Joby and Archer post heavy losses as air taxi race intensifies

By Nicole Suárez, Carbon Free Aviation Journalist
12 March 2026

Joby Aviation and Archer Aviation, two of the most closely watched companies in the electric air taxi sector, released their fourth-quarter and full-year 2025 financial results in late February and early March. Together, the two companies reported approximately $1.55 billion in combined net losses for 2025, highlighting both the scale of investment required and the early stage of the advanced air mobility (AAM) sector.

With no meaningful air taxi revenue yet and spending accelerating, Joby and Archer are nonetheless racing toward certification and first commercial operations, and investors and regulators, particularly in the United Arab Emirates, continue to support the companies’ efforts. Still, questions remain: which company, if either, is closer to commercialization?

The numbers: large losses, strong liquidity

For Joby, 2025 was framed as a transition year between development and commercial readiness. The California-based firm reported meaningful revenue for the first time: $53.4 million for the full year, largely driven by its acquisition of Blade Air Mobility’s helicopter passenger business, while posting a net loss of $929.8 million. Operating expenses reached roughly $773 million as the company expanded manufacturing and certification efforts.

Despite continued losses, Joby ended 2025 with about $1.4 billion in cash and investments, a figure strengthened further by additional financing early in 2026. These funds are intended to support aircraft certification, manufacturing scale-up, and early commercial operations.

By contrast, Archer’s 2025 results paint the picture of a company with more liquidity but less operational traction. Archer reported just $0.3 million in revenue for the year while posting a net loss of $618.2 million, up 15.2% from the previous year. Operating expenses rose to $729.6 million, driven by continued investment in development and production. The company ended the year with about $2 billion in liquidity (the highest level in its history), supported by $1.8 billion raised through three capital offerings in 2025.

While Archer’s loss was smaller, Joby’s higher spending reflects its more advanced certification effort and the operational costs associated with running Blade’s passenger business.

Who is closer to certification?

Where the two companies differ most clearly is in the regulatory process required before commercial service can begin.

Joby reported significant progress through Stage 4 (Testing and Analysis) of the aircraft certification process overseen by the Federal Aviation Administration (FAA), advancing that phase to 80% completion on the company’s side. The company is preparing aircraft for Type Inspection Authorization (TIA) testing, during which FAA pilots conduct official “for-credit” flight tests prior to the issuance of a type certificate.
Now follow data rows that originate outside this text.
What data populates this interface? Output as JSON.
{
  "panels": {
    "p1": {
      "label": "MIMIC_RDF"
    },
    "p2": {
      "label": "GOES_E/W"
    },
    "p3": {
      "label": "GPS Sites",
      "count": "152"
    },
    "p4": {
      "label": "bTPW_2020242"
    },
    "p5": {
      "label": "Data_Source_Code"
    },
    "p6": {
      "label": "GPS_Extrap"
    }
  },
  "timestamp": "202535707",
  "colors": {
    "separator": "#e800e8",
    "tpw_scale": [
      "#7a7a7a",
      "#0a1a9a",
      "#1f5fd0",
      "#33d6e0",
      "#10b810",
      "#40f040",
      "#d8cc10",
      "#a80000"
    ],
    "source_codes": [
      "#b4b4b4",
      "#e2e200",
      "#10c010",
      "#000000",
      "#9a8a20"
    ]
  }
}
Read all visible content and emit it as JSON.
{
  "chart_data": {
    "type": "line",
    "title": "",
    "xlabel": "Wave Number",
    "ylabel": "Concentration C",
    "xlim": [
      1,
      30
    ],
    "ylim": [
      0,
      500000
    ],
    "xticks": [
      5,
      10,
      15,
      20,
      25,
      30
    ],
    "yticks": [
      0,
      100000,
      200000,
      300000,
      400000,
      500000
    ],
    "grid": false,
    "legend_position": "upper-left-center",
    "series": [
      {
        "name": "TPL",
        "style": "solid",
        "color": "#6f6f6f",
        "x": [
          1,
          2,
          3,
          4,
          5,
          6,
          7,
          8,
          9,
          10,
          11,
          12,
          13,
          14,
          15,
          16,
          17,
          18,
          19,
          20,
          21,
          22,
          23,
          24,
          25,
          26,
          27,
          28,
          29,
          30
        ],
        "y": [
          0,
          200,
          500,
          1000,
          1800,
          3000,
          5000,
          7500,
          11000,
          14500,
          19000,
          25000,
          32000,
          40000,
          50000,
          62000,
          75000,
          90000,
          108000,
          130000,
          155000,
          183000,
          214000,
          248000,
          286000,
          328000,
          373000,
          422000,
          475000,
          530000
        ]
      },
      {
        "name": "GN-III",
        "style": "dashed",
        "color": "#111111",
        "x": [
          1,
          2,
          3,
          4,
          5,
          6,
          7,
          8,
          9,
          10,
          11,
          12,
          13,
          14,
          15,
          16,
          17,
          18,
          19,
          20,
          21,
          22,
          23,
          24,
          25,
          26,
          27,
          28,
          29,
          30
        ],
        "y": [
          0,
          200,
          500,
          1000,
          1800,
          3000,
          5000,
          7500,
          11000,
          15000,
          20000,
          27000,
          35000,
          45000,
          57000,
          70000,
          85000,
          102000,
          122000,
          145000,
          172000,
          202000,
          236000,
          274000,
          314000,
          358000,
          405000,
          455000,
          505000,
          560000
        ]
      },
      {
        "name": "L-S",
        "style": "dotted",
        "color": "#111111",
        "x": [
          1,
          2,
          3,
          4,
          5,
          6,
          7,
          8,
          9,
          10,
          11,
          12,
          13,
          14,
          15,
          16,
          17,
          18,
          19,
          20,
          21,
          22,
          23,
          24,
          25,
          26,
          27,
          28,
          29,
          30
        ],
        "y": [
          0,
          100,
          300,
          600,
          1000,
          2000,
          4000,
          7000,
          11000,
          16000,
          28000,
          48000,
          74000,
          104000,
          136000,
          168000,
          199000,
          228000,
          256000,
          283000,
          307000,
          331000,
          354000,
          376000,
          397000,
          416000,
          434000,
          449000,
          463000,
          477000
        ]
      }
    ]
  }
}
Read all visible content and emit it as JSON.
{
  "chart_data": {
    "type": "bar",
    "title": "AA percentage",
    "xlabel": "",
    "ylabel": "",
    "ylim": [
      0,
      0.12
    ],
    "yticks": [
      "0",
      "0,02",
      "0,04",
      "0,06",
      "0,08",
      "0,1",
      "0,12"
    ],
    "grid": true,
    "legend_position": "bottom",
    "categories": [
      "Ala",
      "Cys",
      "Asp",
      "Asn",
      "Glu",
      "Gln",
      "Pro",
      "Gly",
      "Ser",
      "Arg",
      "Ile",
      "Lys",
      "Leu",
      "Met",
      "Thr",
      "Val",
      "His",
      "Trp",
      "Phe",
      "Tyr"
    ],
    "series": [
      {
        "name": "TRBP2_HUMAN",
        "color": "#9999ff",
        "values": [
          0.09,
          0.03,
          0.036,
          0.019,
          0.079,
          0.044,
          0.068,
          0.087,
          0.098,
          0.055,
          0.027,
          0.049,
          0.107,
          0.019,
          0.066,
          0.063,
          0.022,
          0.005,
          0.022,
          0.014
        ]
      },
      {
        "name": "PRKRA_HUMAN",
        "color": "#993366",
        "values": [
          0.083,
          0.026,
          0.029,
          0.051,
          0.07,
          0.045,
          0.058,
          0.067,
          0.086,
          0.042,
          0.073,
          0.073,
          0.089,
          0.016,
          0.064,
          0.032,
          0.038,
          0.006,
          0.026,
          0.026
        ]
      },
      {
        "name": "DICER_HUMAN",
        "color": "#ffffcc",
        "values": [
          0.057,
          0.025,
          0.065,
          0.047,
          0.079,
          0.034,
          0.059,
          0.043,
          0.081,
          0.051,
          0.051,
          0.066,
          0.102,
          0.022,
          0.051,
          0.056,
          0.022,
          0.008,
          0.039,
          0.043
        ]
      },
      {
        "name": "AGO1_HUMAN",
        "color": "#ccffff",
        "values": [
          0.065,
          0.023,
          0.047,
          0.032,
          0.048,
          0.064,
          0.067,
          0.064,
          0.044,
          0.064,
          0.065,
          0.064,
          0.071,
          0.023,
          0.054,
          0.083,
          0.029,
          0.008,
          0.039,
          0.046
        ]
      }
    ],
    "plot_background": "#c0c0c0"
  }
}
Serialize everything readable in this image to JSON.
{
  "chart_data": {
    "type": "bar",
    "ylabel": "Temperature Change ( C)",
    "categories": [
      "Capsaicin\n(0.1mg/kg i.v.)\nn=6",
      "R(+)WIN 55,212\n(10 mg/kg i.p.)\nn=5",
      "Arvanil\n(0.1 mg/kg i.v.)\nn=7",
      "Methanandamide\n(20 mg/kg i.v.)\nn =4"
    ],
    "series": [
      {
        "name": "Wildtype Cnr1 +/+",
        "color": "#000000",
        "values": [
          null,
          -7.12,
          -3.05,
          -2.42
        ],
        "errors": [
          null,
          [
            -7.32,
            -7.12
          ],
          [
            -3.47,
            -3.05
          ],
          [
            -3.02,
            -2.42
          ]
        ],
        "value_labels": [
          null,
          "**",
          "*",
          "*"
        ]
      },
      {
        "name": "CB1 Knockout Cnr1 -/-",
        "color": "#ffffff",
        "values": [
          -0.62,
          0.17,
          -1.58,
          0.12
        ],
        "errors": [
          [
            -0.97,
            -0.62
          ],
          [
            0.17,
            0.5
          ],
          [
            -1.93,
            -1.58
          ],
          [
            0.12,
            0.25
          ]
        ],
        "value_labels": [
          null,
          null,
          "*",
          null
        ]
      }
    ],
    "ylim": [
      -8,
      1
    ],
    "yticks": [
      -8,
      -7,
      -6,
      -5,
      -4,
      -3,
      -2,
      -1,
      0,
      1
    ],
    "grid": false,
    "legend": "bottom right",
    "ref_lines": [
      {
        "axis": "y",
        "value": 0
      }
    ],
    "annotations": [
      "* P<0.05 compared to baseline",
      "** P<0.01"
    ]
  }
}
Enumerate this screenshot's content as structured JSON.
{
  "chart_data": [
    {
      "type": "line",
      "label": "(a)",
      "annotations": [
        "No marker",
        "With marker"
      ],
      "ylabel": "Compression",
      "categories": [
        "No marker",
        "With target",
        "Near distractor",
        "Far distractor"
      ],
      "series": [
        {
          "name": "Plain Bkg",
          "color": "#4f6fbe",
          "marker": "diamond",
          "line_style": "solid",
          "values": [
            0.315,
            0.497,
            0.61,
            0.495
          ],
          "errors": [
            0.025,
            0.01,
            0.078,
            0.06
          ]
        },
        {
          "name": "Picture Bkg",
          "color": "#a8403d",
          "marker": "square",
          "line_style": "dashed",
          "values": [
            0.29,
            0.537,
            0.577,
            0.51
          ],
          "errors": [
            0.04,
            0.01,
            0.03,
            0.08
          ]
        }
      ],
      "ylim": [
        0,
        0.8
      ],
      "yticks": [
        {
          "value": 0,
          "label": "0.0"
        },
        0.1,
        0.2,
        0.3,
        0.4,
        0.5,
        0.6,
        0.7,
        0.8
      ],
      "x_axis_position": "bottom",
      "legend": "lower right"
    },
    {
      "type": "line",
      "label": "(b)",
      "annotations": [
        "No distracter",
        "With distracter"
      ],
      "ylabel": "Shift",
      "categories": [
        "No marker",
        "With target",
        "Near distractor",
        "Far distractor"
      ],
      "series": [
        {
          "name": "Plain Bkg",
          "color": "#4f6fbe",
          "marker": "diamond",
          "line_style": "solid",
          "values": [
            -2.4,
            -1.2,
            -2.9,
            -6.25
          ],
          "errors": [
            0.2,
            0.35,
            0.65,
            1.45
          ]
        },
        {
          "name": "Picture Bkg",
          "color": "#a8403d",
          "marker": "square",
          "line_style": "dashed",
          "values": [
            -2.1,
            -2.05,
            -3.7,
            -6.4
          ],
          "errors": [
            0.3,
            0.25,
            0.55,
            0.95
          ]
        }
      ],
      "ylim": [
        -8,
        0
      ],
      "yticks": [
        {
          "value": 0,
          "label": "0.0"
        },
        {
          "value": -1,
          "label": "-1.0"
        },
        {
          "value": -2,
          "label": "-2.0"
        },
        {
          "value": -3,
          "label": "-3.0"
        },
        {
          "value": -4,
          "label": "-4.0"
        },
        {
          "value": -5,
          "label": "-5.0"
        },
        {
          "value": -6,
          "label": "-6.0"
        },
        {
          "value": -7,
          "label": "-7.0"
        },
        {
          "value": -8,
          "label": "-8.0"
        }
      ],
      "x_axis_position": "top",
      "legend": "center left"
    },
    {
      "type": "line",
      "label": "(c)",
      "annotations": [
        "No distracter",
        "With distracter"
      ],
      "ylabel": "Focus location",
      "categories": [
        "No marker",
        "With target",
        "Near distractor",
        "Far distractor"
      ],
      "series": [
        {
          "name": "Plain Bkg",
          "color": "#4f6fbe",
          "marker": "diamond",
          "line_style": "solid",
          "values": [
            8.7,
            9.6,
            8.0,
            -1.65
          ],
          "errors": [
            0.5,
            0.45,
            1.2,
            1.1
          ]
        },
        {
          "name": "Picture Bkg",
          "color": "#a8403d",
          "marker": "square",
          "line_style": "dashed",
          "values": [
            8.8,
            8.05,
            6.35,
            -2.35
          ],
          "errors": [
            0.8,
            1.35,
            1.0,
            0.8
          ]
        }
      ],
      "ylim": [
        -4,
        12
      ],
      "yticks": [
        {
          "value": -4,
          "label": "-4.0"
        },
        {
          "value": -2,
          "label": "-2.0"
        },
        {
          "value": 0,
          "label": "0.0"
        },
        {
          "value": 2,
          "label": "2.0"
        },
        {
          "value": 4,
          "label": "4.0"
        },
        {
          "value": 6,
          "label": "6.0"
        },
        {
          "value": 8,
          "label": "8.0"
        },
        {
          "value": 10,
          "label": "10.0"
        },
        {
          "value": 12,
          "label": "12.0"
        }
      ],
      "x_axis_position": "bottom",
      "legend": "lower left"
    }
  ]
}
Archer reached a different milestone: the FAA accepted 100% of the Means of Compliance documentation for its Midnight aircraft, a prerequisite that allows the company to proceed toward the TIA phase. Archer has also expanded piloted flight testing of Midnight as it builds out its certification fleet.

Taken together, the progress suggests Joby appears to be somewhat further along the FAA certification sequence (already in TIA preparation while Archer is entering it). The gap may be months rather than years, but in an industry where timeline slippage is routine, that distinction matters to partners and investors planning around a launch date.

The UAE: the first real launch market

In parallel, both companies have set their sights on the United Arab Emirates as the first commercial market for their aircraft, and both are pursuing parallel regulatory pathways there, independent of their FAA processes.

Joby plans to operate in Dubai, working with the city’s Roads and Transport Authority to build a network of vertiports near major destinations with first passenger flights expected before the end of 2026. Archer is pursuing a parallel strategy in Abu Dhabi, partnering with Abu Dhabi Aviation and working with the General Civil Aviation Authority on a restricted type certification pathway, a pathway designed to enable early commercial operations without waiting for full FAA approval. The GCAA has confirmed it is using the FAA framework as a foundation while tailoring requirements to UAE domestic conditions.

Based on the 2025 results, Archer Aviation has made notable regulatory progress including a restricted type certificate program with the GCAA, still, Joby Aviation appears closer to commercialization, as the company holds a measurable lead on certification. Yet, being “closer” does not guarantee success. Ultimately, both companies must prove that electric air taxis can operate reliably and profitably at scale.